The 2018 edition of BP’s Energy Outlook has been published and considers the forces shaping the global energy transition out to 2040 and the key uncertainties surrounding that transition. The speed of the energy transition is uncertain and the new Outlook considers a range of scenarios.
Its evolving transition scenario, which assumes that government policies, technologies and societal preferences evolve in a manner and speed similar to the recent past, expects:
Fast growth in developing economies drives up global energy demand a third higher.
The global energy mix is the most diverse the world has ever seen by 2040, with oil, gas, coal and non-fossil fuels each contributing around a quarter.
Renewables are by far the fastest-growing fuel source, increasing five-fold and providing around 14% of primary energy.
Demand for oil grows over much of Outlook period before plateauing in the later years.
Natural gas demand grows strongly and overtakes coal as the second largest source of energy.
Oil and gas together account for over half of the world’s energy.
Global coal consumption flatlines and it seems increasingly likely that Chinese coal consumption has plateaued.
The number of electric cars grows to around 15% of the car parc, but because of the much higher intensity with which they are used, account for 30% of passenger vehicle kilometers. Carbon emissions continue to rise, signalling the need for a comprehensive set of actions to achieve a decisive break from the past.
The new Outlook was launched in London by Spencer Dale, group chief economist, and Bob Dudley, group chief executive.
“BP’s strategy has to be resilient and adaptable to significant changes in the energy industry. This Outlook considers the possible implications of some of these changes and helps inform our long-term planning. We cannot predict where these changes will take us, but we can use this knowledge to get fit and ready to play our role in meeting the energy needs of tomorrow. Said Bob Dudley, group chief executive”
“We are seeing growing competition between different energy sources, driven by abundant energy supplies, and continued improvements in energy efficiency. As the world learns to do more with less, demand for energy will be met by the most diverse fuels mix we have ever seen.

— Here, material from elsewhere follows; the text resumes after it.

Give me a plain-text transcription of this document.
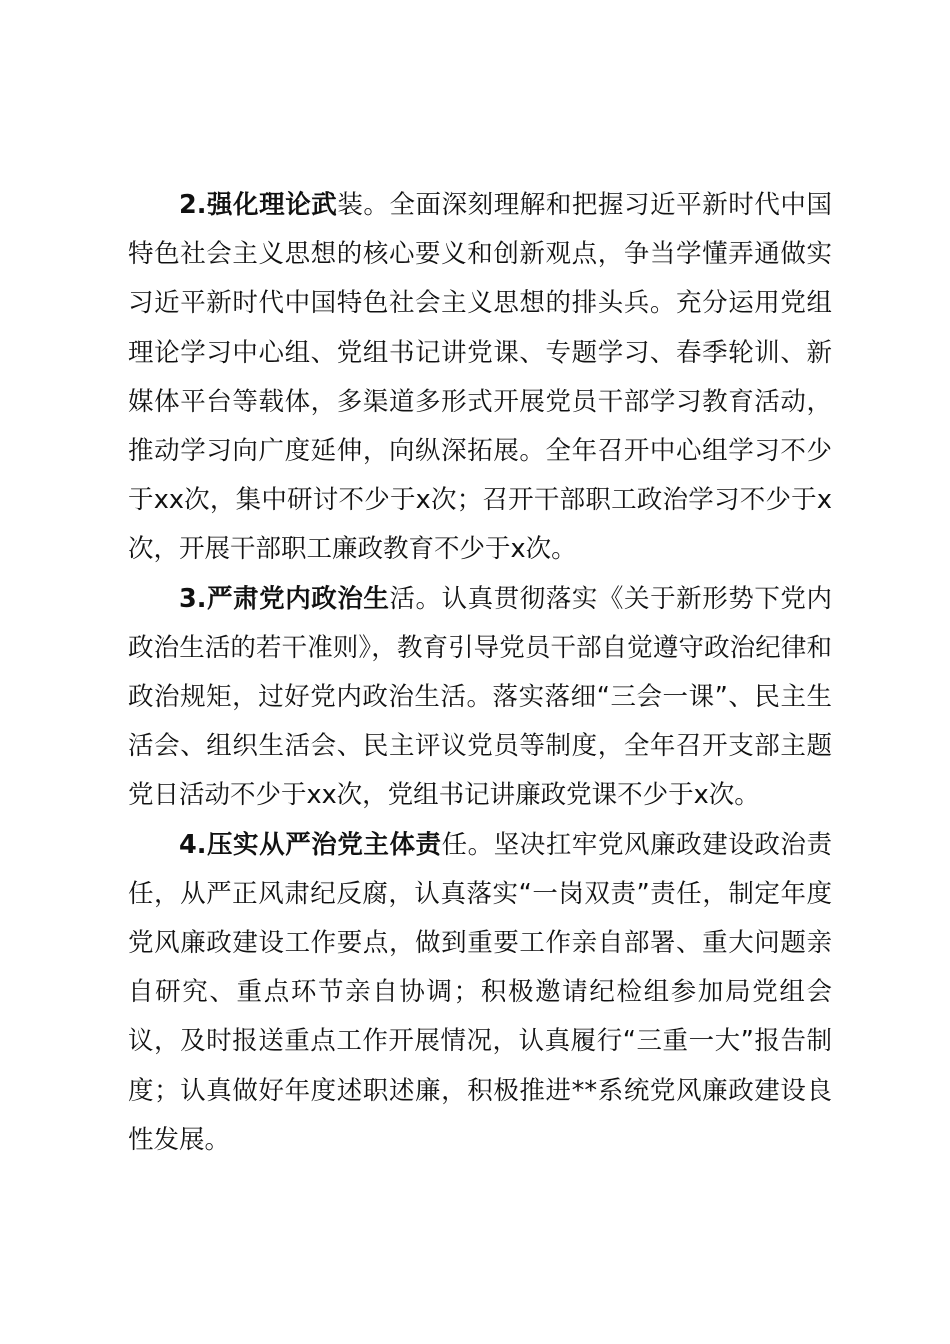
2.强化理论武装。全面深刻理解和把握习近平新时代中国特色社会主义思想的核心要义和创新观点，争当学懂弄通做实习近平新时代中国特色社会主义思想的排头兵。充分运用党组理论学习中心组、党组书记讲党课、专题学习、春季轮训、新媒体平台等载体，多渠道多形式开展党员干部学习教育活动，推动学习向广度延伸，向纵深拓展。全年召开中心组学习不少于xx次，集中研讨不少于x次；召开干部职工政治学习不少于x次，开展干部职工廉政教育不少于x次。

3.严肃党内政治生活。认真贯彻落实《关于新形势下党内政治生活的若干准则》，教育引导党员干部自觉遵守政治纪律和政治规矩，过好党内政治生活。落实落细“三会一课”、民主生活会、组织生活会、民主评议党员等制度，全年召开支部主题党日活动不少于xx次，党组书记讲廉政党课不少于x次。

4.压实从严治党主体责任。坚决扛牢党风廉政建设政治责任，从严正风肃纪反腐，认真落实“一岗双责”责任，制定年度党风廉政建设工作要点，做到重要工作亲自部署、重大问题亲自研究、重点环节亲自协调；积极邀请纪检组参加局党组会议，及时报送重点工作开展情况，认真履行“三重一大”报告制度；认真做好年度述职述廉，积极推进**系统党风廉政建设良性发展。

Said Spencer Dale, group chief economist.”
Much of the narrative in the Outlook is based on the evolving transition scenario. This scenario, and the others considered in the Outlook, are not predictions of what is likely to happen, rather they explore the possible implications of different judgements and assumptions.
The Outlook considers several scenarios and explores the energy transition from three different viewpoints: fuels, sectors and regions.